CD Review: Rosśa Crean & Aiden K. Feltkamp’s ‘The Priestess of Morphine’
An Fascinating Opera on Erotica and Morphine in the Third Reich
By Ona JarmalavičiūtėThe joined forces by librettist Aiden K. Feltkamp and composer Rosśa Crean brings the incredible story of Gertrud Günther (also known as Marie Madeleine) on a stage for the first time in the monodrama, called the “The Priestess of Morphine: The Lost Writings of Marie-Madeleine.”

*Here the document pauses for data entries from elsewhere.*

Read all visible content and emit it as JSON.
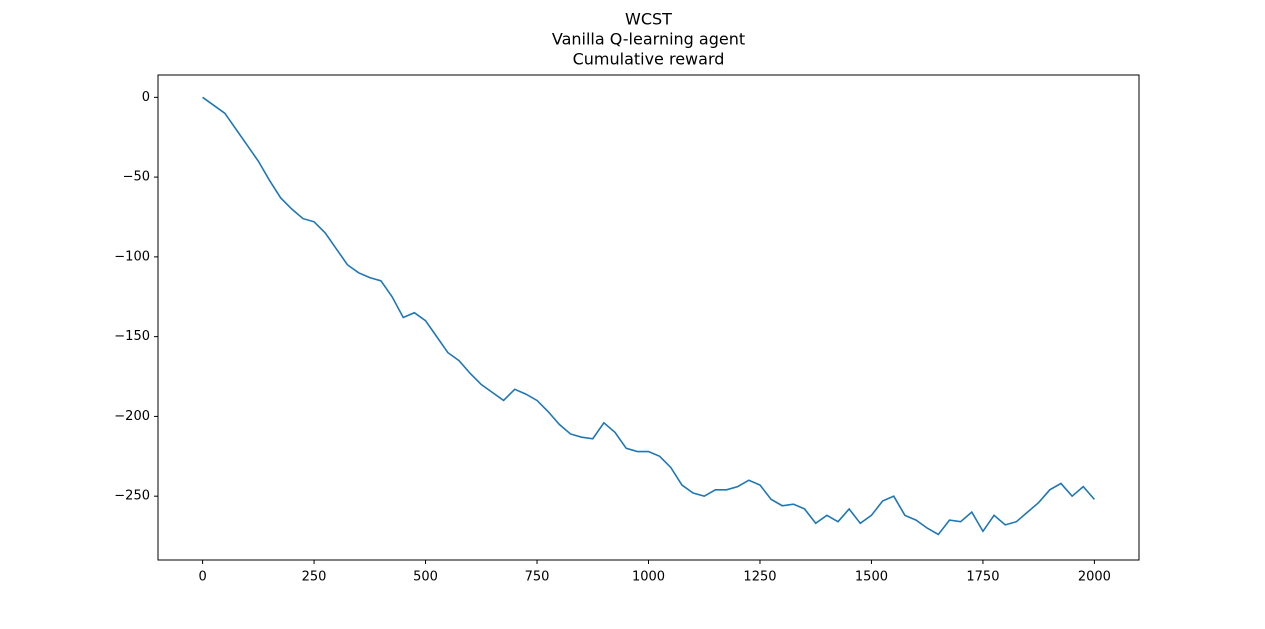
{
  "chart_data": {
    "type": "line",
    "title": [
      "WCST",
      "Vanilla Q-learning agent",
      "Cumulative reward"
    ],
    "x": [
      0,
      25,
      50,
      75,
      100,
      125,
      150,
      175,
      200,
      225,
      250,
      275,
      300,
      325,
      350,
      375,
      400,
      425,
      450,
      475,
      500,
      525,
      550,
      575,
      600,
      625,
      650,
      675,
      700,
      725,
      750,
      775,
      800,
      825,
      850,
      875,
      900,
      925,
      950,
      975,
      1000,
      1025,
      1050,
      1075,
      1100,
      1125,
      1150,
      1175,
      1200,
      1225,
      1250,
      1275,
      1300,
      1325,
      1350,
      1375,
      1400,
      1425,
      1450,
      1475,
      1500,
      1525,
      1550,
      1575,
      1600,
      1625,
      1650,
      1675,
      1700,
      1725,
      1750,
      1775,
      1800,
      1825,
      1850,
      1875,
      1900,
      1925,
      1950,
      1975,
      2000
    ],
    "series": [
      {
        "color": "#1f77b4",
        "values": [
          0,
          -5,
          -10,
          -20,
          -30,
          -40,
          -52,
          -63,
          -70,
          -76,
          -78,
          -85,
          -95,
          -105,
          -110,
          -113,
          -115,
          -125,
          -138,
          -135,
          -140,
          -150,
          -160,
          -165,
          -173,
          -180,
          -185,
          -190,
          -183,
          -186,
          -190,
          -197,
          -205,
          -211,
          -213,
          -214,
          -204,
          -210,
          -220,
          -222,
          -222,
          -225,
          -232,
          -243,
          -248,
          -250,
          -246,
          -246,
          -244,
          -240,
          -243,
          -252,
          -256,
          -255,
          -258,
          -267,
          -262,
          -266,
          -258,
          -267,
          -262,
          -253,
          -250,
          -262,
          -265,
          -270,
          -274,
          -265,
          -266,
          -260,
          -272,
          -262,
          -268,
          -266,
          -260,
          -254,
          -246,
          -242,
          -250,
          -244,
          -252
        ]
      }
    ],
    "xlim": [
      -100,
      2100
    ],
    "ylim": [
      -290,
      14
    ],
    "xticks": [
      0,
      250,
      500,
      750,
      1000,
      1250,
      1500,
      1750,
      2000
    ],
    "yticks": [
      0,
      {
        "value": -50,
        "label": "−50"
      },
      {
        "value": -100,
        "label": "−100"
      },
      {
        "value": -150,
        "label": "−150"
      },
      {
        "value": -200,
        "label": "−200"
      },
      {
        "value": -250,
        "label": "−250"
      }
    ]
  }
}
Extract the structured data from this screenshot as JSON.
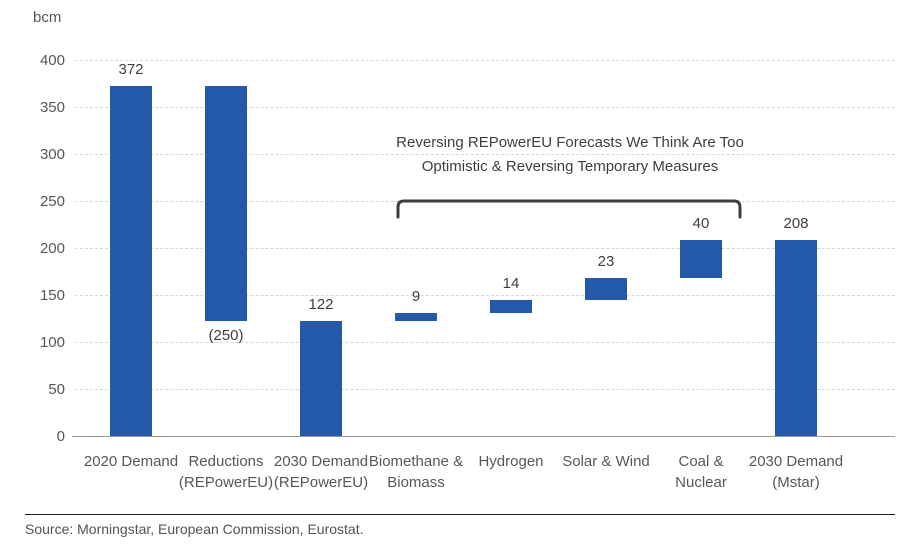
{
  "page": {
    "source": "Source: Morningstar, European Commission, Eurostat."
  },
  "annotation": {
    "line1": "Reversing REPowerEU Forecasts We Think Are Too",
    "line2": "Optimistic & Reversing Temporary Measures"
  },
  "chart_data": {
    "type": "bar",
    "subtype": "waterfall",
    "title": "",
    "xlabel": "",
    "ylabel": "bcm",
    "ylim": [
      0,
      400
    ],
    "yticks": [
      0,
      50,
      100,
      150,
      200,
      250,
      300,
      350,
      400
    ],
    "grid": "horizontal-dashed",
    "legend": "none",
    "categories": [
      "2020 Demand",
      "Reductions\n(REPowerEU)",
      "2030 Demand\n(REPowerEU)",
      "Biomethane &\nBiomass",
      "Hydrogen",
      "Solar & Wind",
      "Coal &\nNuclear",
      "2030 Demand\n(Mstar)"
    ],
    "bars": [
      {
        "name": "2020 Demand",
        "base": 0,
        "top": 372,
        "label": "372",
        "label_position": "above"
      },
      {
        "name": "Reductions (REPowerEU)",
        "base": 122,
        "top": 372,
        "label": "(250)",
        "label_position": "below"
      },
      {
        "name": "2030 Demand (REPowerEU)",
        "base": 0,
        "top": 122,
        "label": "122",
        "label_position": "above"
      },
      {
        "name": "Biomethane & Biomass",
        "base": 122,
        "top": 131,
        "label": "9",
        "label_position": "above"
      },
      {
        "name": "Hydrogen",
        "base": 131,
        "top": 145,
        "label": "14",
        "label_position": "above"
      },
      {
        "name": "Solar & Wind",
        "base": 145,
        "top": 168,
        "label": "23",
        "label_position": "above"
      },
      {
        "name": "Coal & Nuclear",
        "base": 168,
        "top": 208,
        "label": "40",
        "label_position": "above"
      },
      {
        "name": "2030 Demand (Mstar)",
        "base": 0,
        "top": 208,
        "label": "208",
        "label_position": "above"
      }
    ],
    "bracket_spans_categories": [
      "Biomethane & Biomass",
      "Coal & Nuclear"
    ],
    "colors": {
      "bar": "#2458a8",
      "gridline": "#d7d7d7",
      "zero_axis": "#9c9c9c",
      "tick_label": "#54575c",
      "value_label": "#3e3e3e",
      "annotation": "#3e3e3e",
      "bracket": "#3e3e3e"
    }
  }
}
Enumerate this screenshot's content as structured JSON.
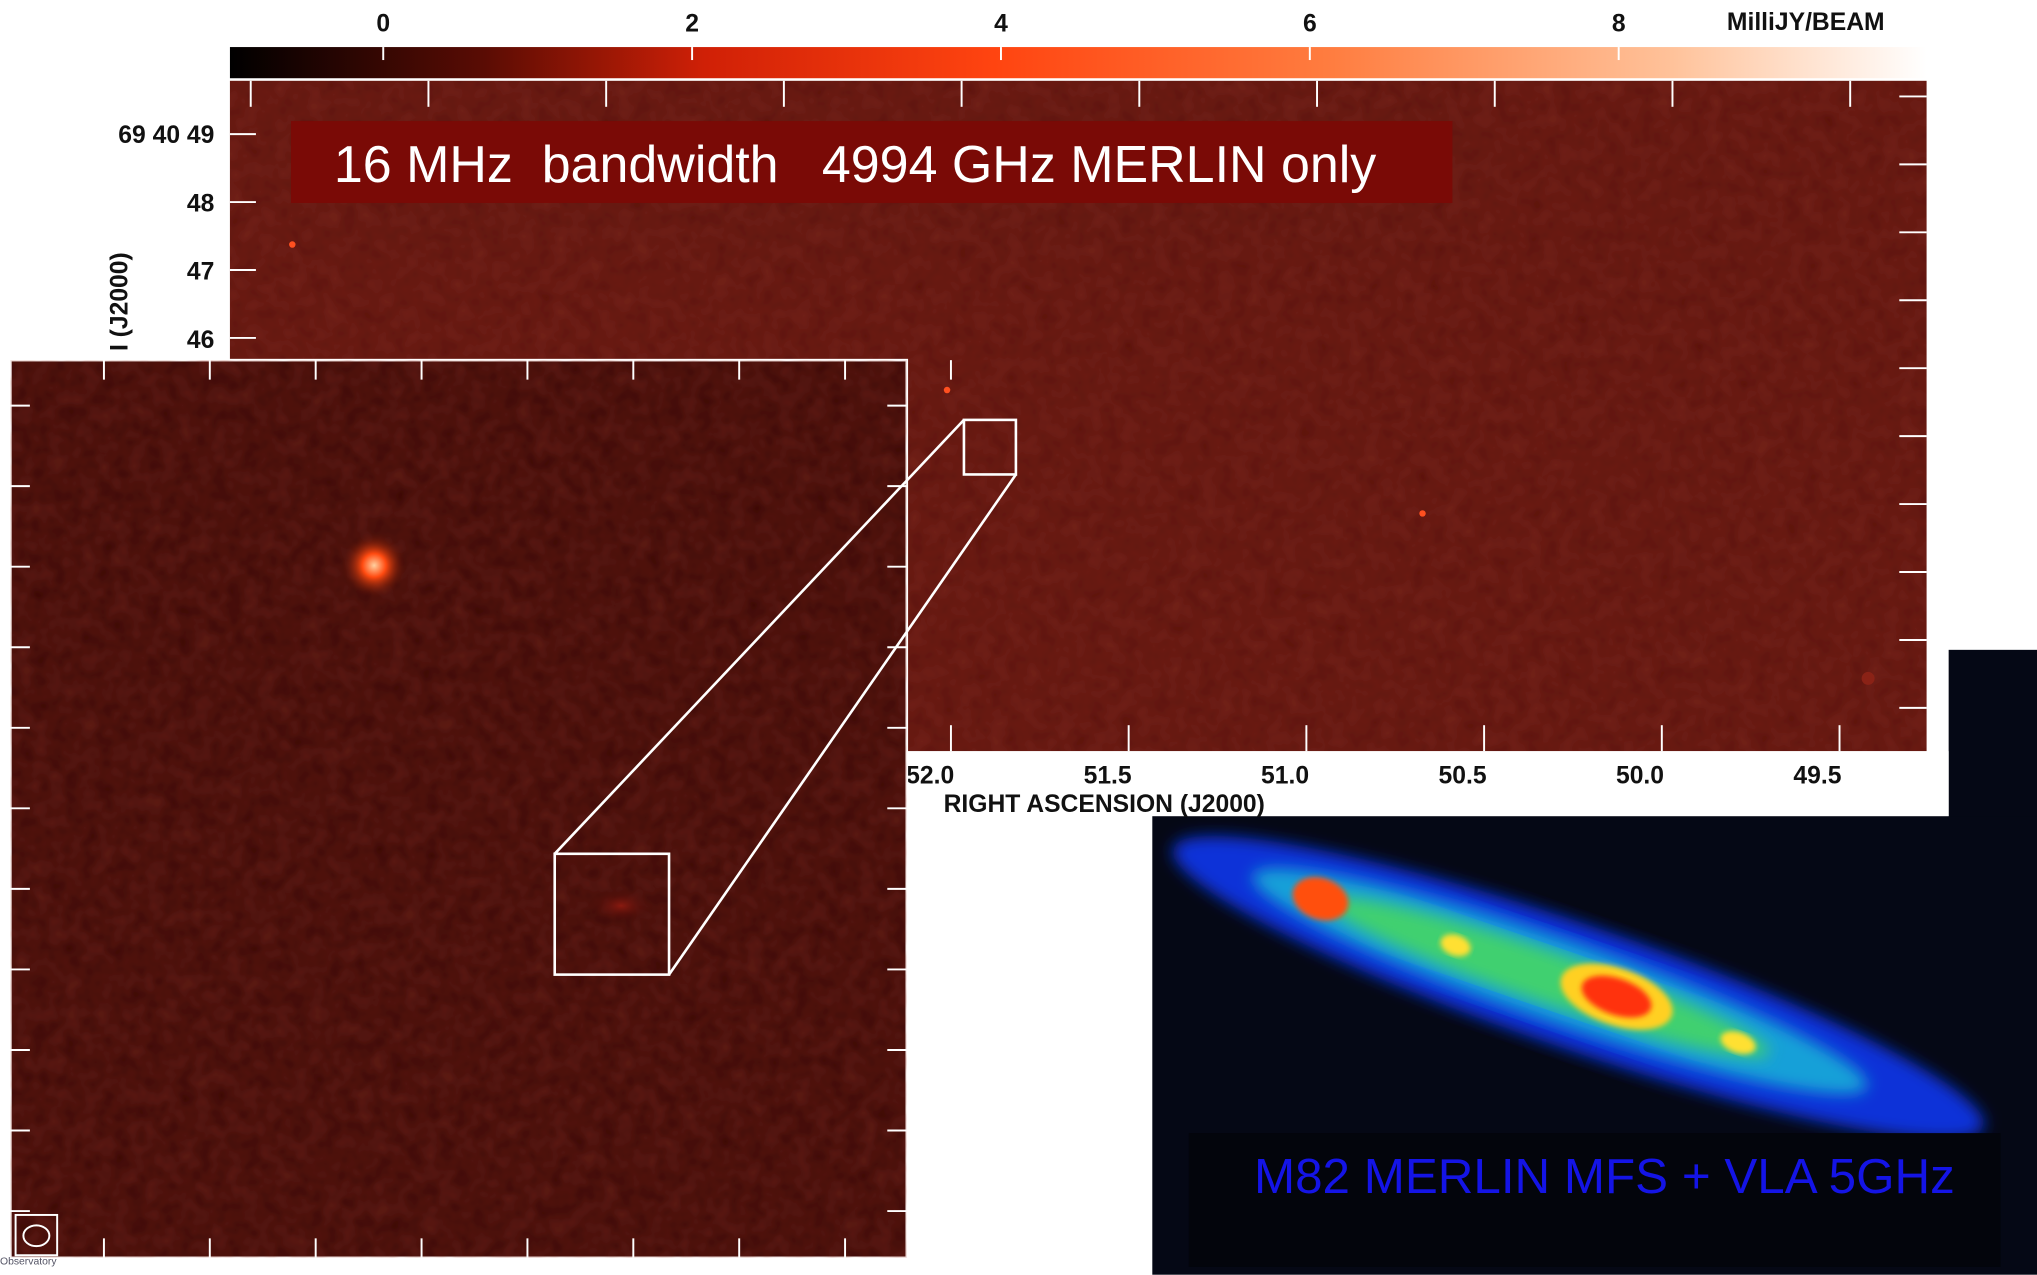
{
  "colorbar": {
    "ticks": [
      0,
      2,
      4,
      6,
      8
    ],
    "unit": "MilliJY/BEAM"
  },
  "main_image": {
    "title": "16 MHz  bandwidth   4994 GHz MERLIN only",
    "y_axis_title": "I (J2000)",
    "y_ticks": [
      "69 40 49",
      "48",
      "47",
      "46"
    ],
    "x_ticks": [
      "52.0",
      "51.5",
      "51.0",
      "50.5",
      "50.0",
      "49.5"
    ],
    "x_axis_title": "RIGHT ASCENSION (J2000)"
  },
  "m82_panel": {
    "caption": "M82 MERLIN MFS + VLA 5GHz"
  },
  "footer": {
    "credit": "Observatory"
  }
}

Premiered on June 28, 2019, in the International Museum of Surgical Science, opera was soon recorded and presented as an album with the same title. Both creators of “The Priestess of Morphine” Feltkamp and Crean champion new classical music and opera, attempting in this form to communicate and be understood across the whole humanity. A beautiful portrait here brought into light is used as a vessel to openly see and discuss various topics, as much urgent now as back in the time of World War II – identity, drug abuse, and sexuality.
Meticulous Biography
The meticulous biography was based on the heroine, Marie-Madeleine’s collections of poems and prose narratives, telling the story of the young Jewish lesbian Gertrud Günther. Her erotic writings describe and remember a girl caught between her two selves during the Third Reich, who bravely sought her inner truth and passions while forced to live in the shadows. Born in 1881, in a middle-class Jewish family, Gertrud Günther aka Marie-Madeleine aka Baronness Von Puttkamer grew up to be a poet and novelist. Starting to write at the age of fifteen, she wrote over forty-six books, thus establishing a name for herself as a writer of lyrical, sensual, erotic, and passionate poetry and prose.
No wonder her bestselling books of the early twentieth-century were deemed as shocking and sensational, as they openly dealt with the author’s eroticism and love for morphine. Even “Auf Kypros” – her first book of poetry under the pen-name Marie-Madeleine, which was published at the age of nineteen (1900), was a collection of lesbian-themed erotic verses. At the time her work was seen as pornographic – contra to societal standards of morality.
Although her poetry reveals her as a lesbian, Marie-Madeleine had married a man from the Pomeranian nobility who was thirty-five years her senior – Baron Heinrich Georg Ludwig von Puttkamer – and moved into a villa in Grunewald, Germany, where she became a socialite and began using morphine recreationally. By 1910, her writings were not only centered on lesbian erotic love but also on the use of morphine. It comes as no surprise that her husband’s death in 1914 led to her morphine addiction. “No more seeing, no hearing, no feeling! — I want to tumble into the night, into the dark night,” writes Marie-Madeleine at that time, lamenting her husband’s death and praising morphine as her reprieve from agony.
She enjoyed immense popularity throughout her life and her books were published in the thousands (“Auf Kypros” sold over one million copies during her lifetime). That is until the year 1932 when Nazis condemned her work as degenerate and most of her books were destroyed. Despite the obvious threat to her personal safety, Gertrud Günther continued writing in defiance of the Nazi mores. In 1943, she entered a sanatorium for morphine addiction where she died a mysterious death while under the care of Nazi doctors only a year later.
Brimming with Emotion
The poems and prose presented in ‘Priestess of Morphine’ brim with eroticism, intoxication, desire, pain, jealousy, loneliness, and passion. Many of them were translated for the first time into English by the librettist Aiden K. Feltkamp. The cover illustration (Eugène Grasset’s The Morphine Addict (1896) depicts a young woman injecting herself with a needle of morphine.
The monodrama’s unusual story is parted into three main sections that reflect the time period before, during, and beyond Marie-Madeleine’s addiction to morphine. The first period “Opus with Erotica” includes poems from “Auf Kypros;” the second one “Opus with Morphium,” includes novellas and poems from the collection “Taumel” and “Requiem for a Modern Poet,” commemorate both her own poems and a number of poems and images by others.
Together with the intriguing structure of the monodrama, the ensemble is the most unique. Silence filled with tension and anticipation is pretty much the main creative tool for this piece. On stage, sopranos Jessie Lyons and Katherine Bruton represent each side of Gertrud’s life—one mature and narrative, the other youthful and poetic. Unusual instruments, such as the vibraphone and the waterphone, weave unexpected textures and moods with violin and cello floating between traditional and percussive styles, lulling the audience into a sensual, dreamlike state.
This powerful and perceptive opera is the most comfortable way to explore the young woman’s suffocating trauma, by situating Marie-Madeleine’s work in the historical and artistic consciousness of the time with an eye towards healing. The new opera and recording make Marie-Madeleine a rediscovered heroine of lesbian and drug literature.